Por fin me dejó en el suelo. Saludó a Lola, que todavía seguía en el salón tumbada, y dejando su abrigo encima de una silla, nos pusimos manos a la obra en la cocina.

La verdad es que fue él quien preparó y sirvió la cena. Es muy buen cocinero, y mejor persona -qué voy yo a decir de mi hermano…-, tiene un corazón que no le cabe en el pecho. Es cinco años menor que yo, pero esa diferencia no nos afectó jamás. Siempre hemos estado muy unidos, y desde que me independicé hace diez años, nunca hemos estado más de una semana sin saber nada el uno del otro. Es un chico muy atractivo y muy ligón, pero yo sé que está coladito por Hana, una chica alemana que conoció cuando se fue de Erasmus. Me cuenta que le da miedo la distancia, que ella es mucha mujer para él y que no se la merece. En resumen, tonterías de enamorado. Dentro de tres semanas se va a Berlín por temas de estudio, y a ver qué tal con la chica.
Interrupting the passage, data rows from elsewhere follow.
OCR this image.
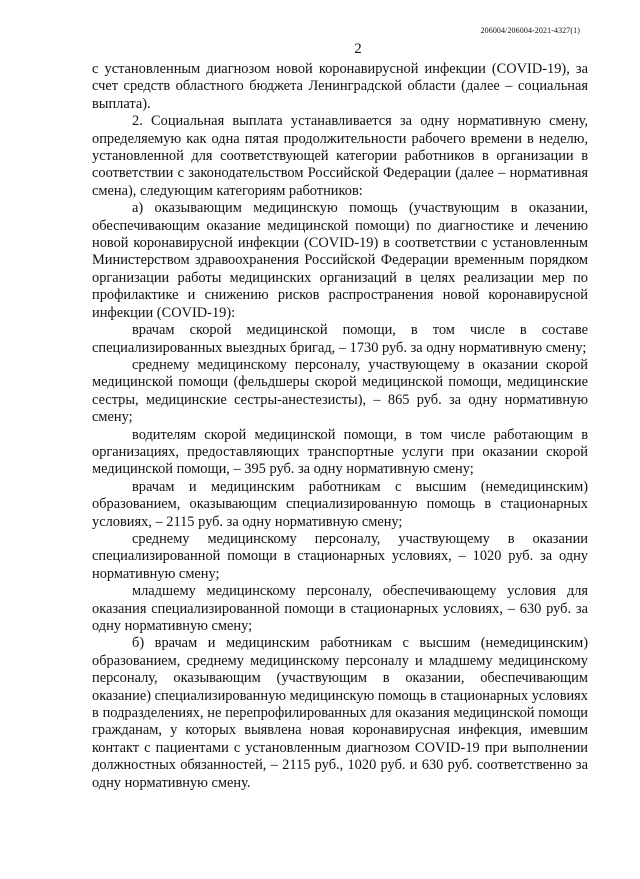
206004/206004-2021-4327(1)
2

с установленным диагнозом новой коронавирусной инфекции (COVID-19), за счет средств областного бюджета Ленинградской области (далее – социальная выплата).

2. Социальная выплата устанавливается за одну нормативную смену, определяемую как одна пятая продолжительности рабочего времени в неделю, установленной для соответствующей категории работников в организации в соответствии с законодательством Российской Федерации (далее – нормативная смена), следующим категориям работников:

а) оказывающим медицинскую помощь (участвующим в оказании, обеспечивающим оказание медицинской помощи) по диагностике и лечению новой коронавирусной инфекции (COVID-19) в соответствии с установленным Министерством здравоохранения Российской Федерации временным порядком организации работы медицинских организаций в целях реализации мер по профилактике и снижению рисков распространения новой коронавирусной инфекции (COVID-19):

врачам скорой медицинской помощи, в том числе в составе специализированных выездных бригад, – 1730 руб. за одну нормативную смену;

среднему медицинскому персоналу, участвующему в оказании скорой медицинской помощи (фельдшеры скорой медицинской помощи, медицинские сестры, медицинские сестры-анестезисты), – 865 руб. за одну нормативную смену;

водителям скорой медицинской помощи, в том числе работающим в организациях, предоставляющих транспортные услуги при оказании скорой медицинской помощи, – 395 руб. за одну нормативную смену;

врачам и медицинским работникам с высшим (немедицинским) образованием, оказывающим специализированную помощь в стационарных условиях, – 2115 руб. за одну нормативную смену;

среднему медицинскому персоналу, участвующему в оказании специализированной помощи в стационарных условиях, – 1020 руб. за одну нормативную смену;

младшему медицинскому персоналу, обеспечивающему условия для оказания специализированной помощи в стационарных условиях, – 630 руб. за одну нормативную смену;

б) врачам и медицинским работникам с высшим (немедицинским) образованием, среднему медицинскому персоналу и младшему медицинскому персоналу, оказывающим (участвующим в оказании, обеспечивающим оказание) специализированную медицинскую помощь в стационарных условиях в подразделениях, не перепрофилированных для оказания медицинской помощи гражданам, у которых выявлена новая коронавирусная инфекция, имевшим контакт с пациентами с установленным диагнозом COVID-19 при выполнении должностных обязанностей, – 2115 руб., 1020 руб. и 630 руб. соответственно за одну нормативную смену.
Aun así, lo cierto es que lo que más me gusta de mi hermano es su voz. Es suave, una mezcla entre dulzura y calma, y a la vez apasionada, una voz que transmitía optimismo, ganas de vivir. Dicen que la cara es el espejo del alma, pues la voz de mi hermano era el camino directo a la suya.
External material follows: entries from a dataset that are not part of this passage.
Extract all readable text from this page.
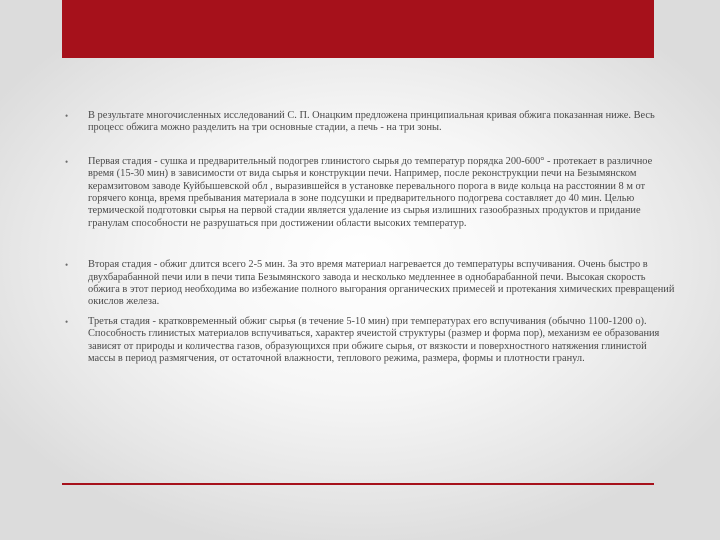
• В результате многочисленных исследований С. П. Онацким предложена принципиальная кривая обжига показанная ниже. Весь процесс обжига можно разделить на три основные стадии, а печь - на три зоны.
• Первая стадия - сушка и предварительный подогрев глинистого сырья до температур порядка 200-600° - протекает в различное время (15-30 мин) в зависимости от вида сырья и конструкции печи. Например, после реконструкции печи на Безымянском керамзитовом заводе Куйбышевской обл , выразившейся в установке перевального порога в виде кольца на расстоянии 8 м от горячего конца, время пребывания материала в зоне подсушки и предварительного подогрева составляет до 40 мин. Целью термической подготовки сырья на первой стадии является удаление из сырья излишних газообразных продуктов и придание гранулам способности не разрушаться при достижении области высоких температур.
• Вторая стадия - обжиг длится всего 2-5 мин. За это время материал нагревается до температуры вспучивания. Очень быстро в двухбарабанной печи или в печи типа Безымянского завода и несколько медленнее в однобарабанной печи. Высокая скорость обжига в этот период необходима во избежание полного выгорания органических примесей и протекания химических превращений окислов железа.
• Третья стадия - кратковременный обжиг сырья (в течение 5-10 мин) при температурах его вспучивания (обычно 1100-1200 о). Способность глинистых материалов вспучиваться, характер ячеистой структуры (размер и форма пор), механизм ее образования зависят от природы и количества газов, образующихся при обжиге сырья, от вязкости и поверхностного натяжения глинистой массы в период размягчения, от остаточной влажности, теплового режима, размера, формы и плотности гранул.
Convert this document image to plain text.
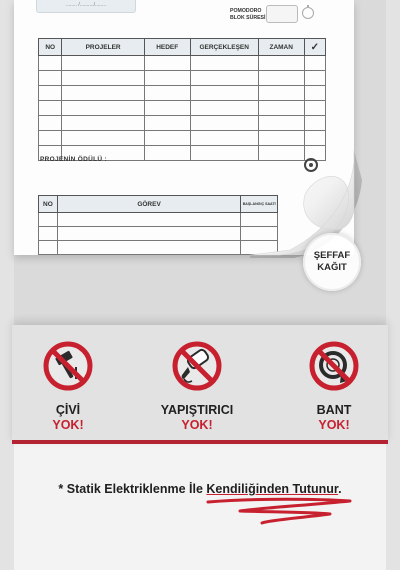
........ /........../........
POMODORO
BLOK SÜRESİ
NO	PROJELER	HEDEF	GERÇEKLEŞEN	ZAMAN	✓

PROJENİN ÖDÜLÜ :
NO	GÖREV	BAŞLANGIÇ SAATİ

ŞEFFAF
KAĞIT
ÇİVİ
YOK!
YAPIŞTIRICI
YOK!
BANT
YOK!
* Statik Elektriklenme İle Kendiliğinden Tutunur.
Entre bromas y risas cenamos, y agotada por haberme despertado tan temprano ese día, me despedí de Alberto y Lola, dejándolos a los dos viendo la tele en el salón.
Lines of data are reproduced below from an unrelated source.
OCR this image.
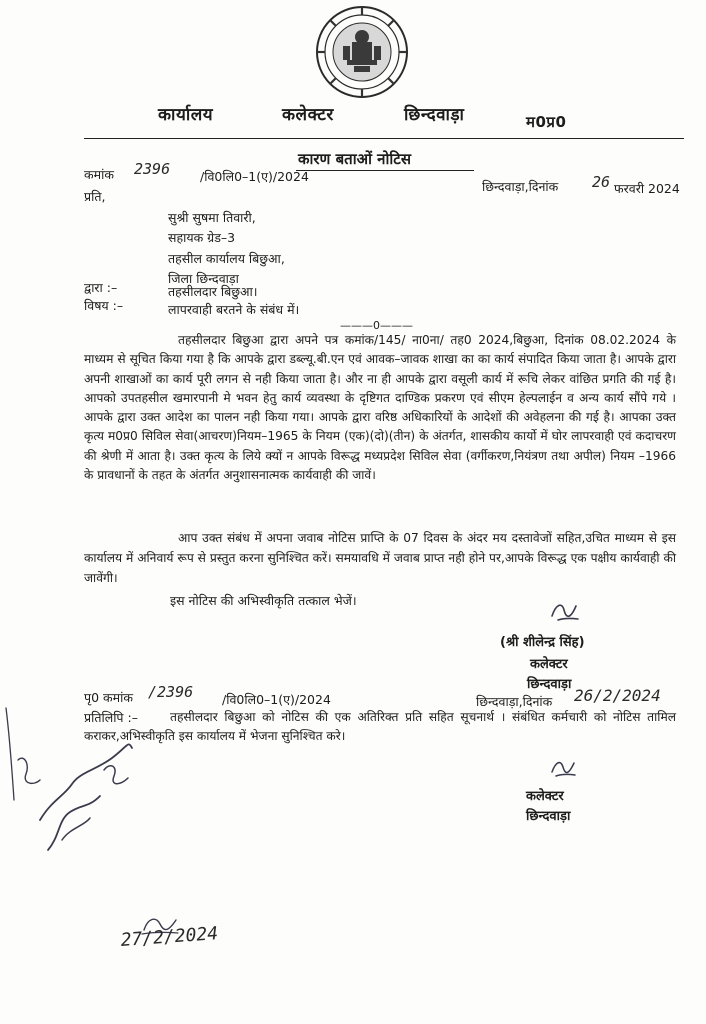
कार्यालय	कलेक्टर	छिन्दवाड़ा	म0प्र0
कारण बताओं नोटिस
कमांक 2396 /वि0लि0–1(ए)/2024
छिन्दवाड़ा,दिनांक 26 फरवरी 2024
प्रति,
सुश्री सुषमा तिवारी,
सहायक ग्रेड–3
तहसील कार्यालय बिछुआ,
जिला छिन्दवाड़ा
द्वारा :–	तहसीलदार बिछुआ।
विषय :–	लापरवाही बरतने के संबंध में।
———0———

तहसीलदार बिछुआ द्वारा अपने पत्र कमांक/145/ ना0ना/ तह0 2024,बिछुआ, दिनांक 08.02.2024 के माध्यम से सूचित किया गया है कि आपके द्वारा डब्ल्यू.बी.एन एवं आवक–जावक शाखा का का कार्य संपादित किया जाता है। आपके द्वारा अपनी शाखाओं का कार्य पूरी लगन से नही किया जाता है। और ना ही आपके द्वारा वसूली कार्य में रूचि लेकर वांछित प्रगति की गई है। आपको उपतहसील खमारपानी मे भवन हेतु कार्य व्यवस्था के दृष्टिगत दाण्डिक प्रकरण एवं सीएम हेल्पलाईन व अन्य कार्य सौंपे गये । आपके द्वारा उक्त आदेश का पालन नही किया गया। आपके द्वारा वरिष्ठ अधिकारियों के आदेशों की अवेहलना की गई है। आपका उक्त कृत्य म0प्र0 सिविल सेवा(आचरण)नियम–1965 के नियम (एक)(दो)(तीन) के अंतर्गत, शासकीय कार्यो में घोर लापरवाही एवं कदाचरण की श्रेणी में आता है। उक्त कृत्य के लिये क्यों न आपके विरूद्ध मध्यप्रदेश सिविल सेवा (वर्गीकरण,नियंत्रण तथा अपील) नियम –1966 के प्रावधानों के तहत के अंतर्गत अनुशासनात्मक कार्यवाही की जावें।

आप उक्त संबंध में अपना जवाब नोटिस प्राप्ति के 07 दिवस के अंदर मय दस्तावेजों सहित,उचित माध्यम से इस कार्यालय में अनिवार्य रूप से प्रस्तुत करना सुनिश्चित करें। समयावधि में जवाब प्राप्त नही होने पर,आपके विरूद्ध एक पक्षीय कार्यवाही की जावेंगी।

इस नोटिस की अभिस्वीकृति तत्काल भेजें।
(श्री शीलेन्द्र सिंह)
कलेक्टर
छिन्दवाड़ा
पृ0 कमांक /2396 /वि0लि0–1(ए)/2024	छिन्दवाड़ा,दिनांक 26/2/2024
प्रतिलिपि :–	तहसीलदार बिछुआ को नोटिस की एक अतिरिक्त प्रति सहित सूचनार्थ । संबंधित कर्मचारी को नोटिस तामिल कराकर,अभिस्वीकृति इस कार्यालय में भेजना सुनिश्चित करे।

कलेक्टर
छिन्दवाड़ा
27/2/2024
Otra vez me desperté antes de que el despertador lo hiciera. Me desperecé durante dos minutos, mientras trataba de convencerme que debía de salir de ese refugio de mantas calentitas. No fui capaz de hacerlo y volví a los brazos de Morfeo.

A las siete sonó inquisidora la alarma, e intentando apagarla lo más rápido posible dando manotazos por la mesita de noche para no despertar a Alberto, tiré todo haciendo más ruido aún. Plan fallido, querida.

Seguí tumbada pensando en el revuelo que había provocado cuando escuché la puerta de la habitación de al lado abrirse, y escucharse como unos pasos se dirigían al lavabo.

Yo tomé ejemplo del que sería un hermano adormilado, y me enfilé a mi baño a ducharme.

Después de quince minutos entre calor y vapores, salí del baño con la toalla puesta, y asomándome a la puerta de mi habitación pude distinguir un olor a café y tostadas recién hechas.

  • ¡Vamos, hermanita, que se te va a enfriar el desayuno! – Me gritaba mi hermano desde la cocina.

Contesté con un “ya voy” típico adolescente, lo que hizo sentirme como si estuviese hablando con  mi madre.

Hoy tenía que acudir a una reunión con unos posibles inversores, así que me puse más formal y elegante que de costumbre. Blusa blanca resguardada por un fino chaleco negro que me regaló mi madre para mi cumpleaños, y un pantalón de tiro alto gris; todo esto custodiado por unos zapatos negros que me procuraban una silueta más estilizada.

Mis tripas me recordaron que debía ir a comer y así lo hice. Como bien me indicó mi hermano, él y Lola estaban esperándome para empezar, y tras un cumplido por parte de éste por lo guapa que estaba hoy, nos dispusimos a desayunar los tres juntos.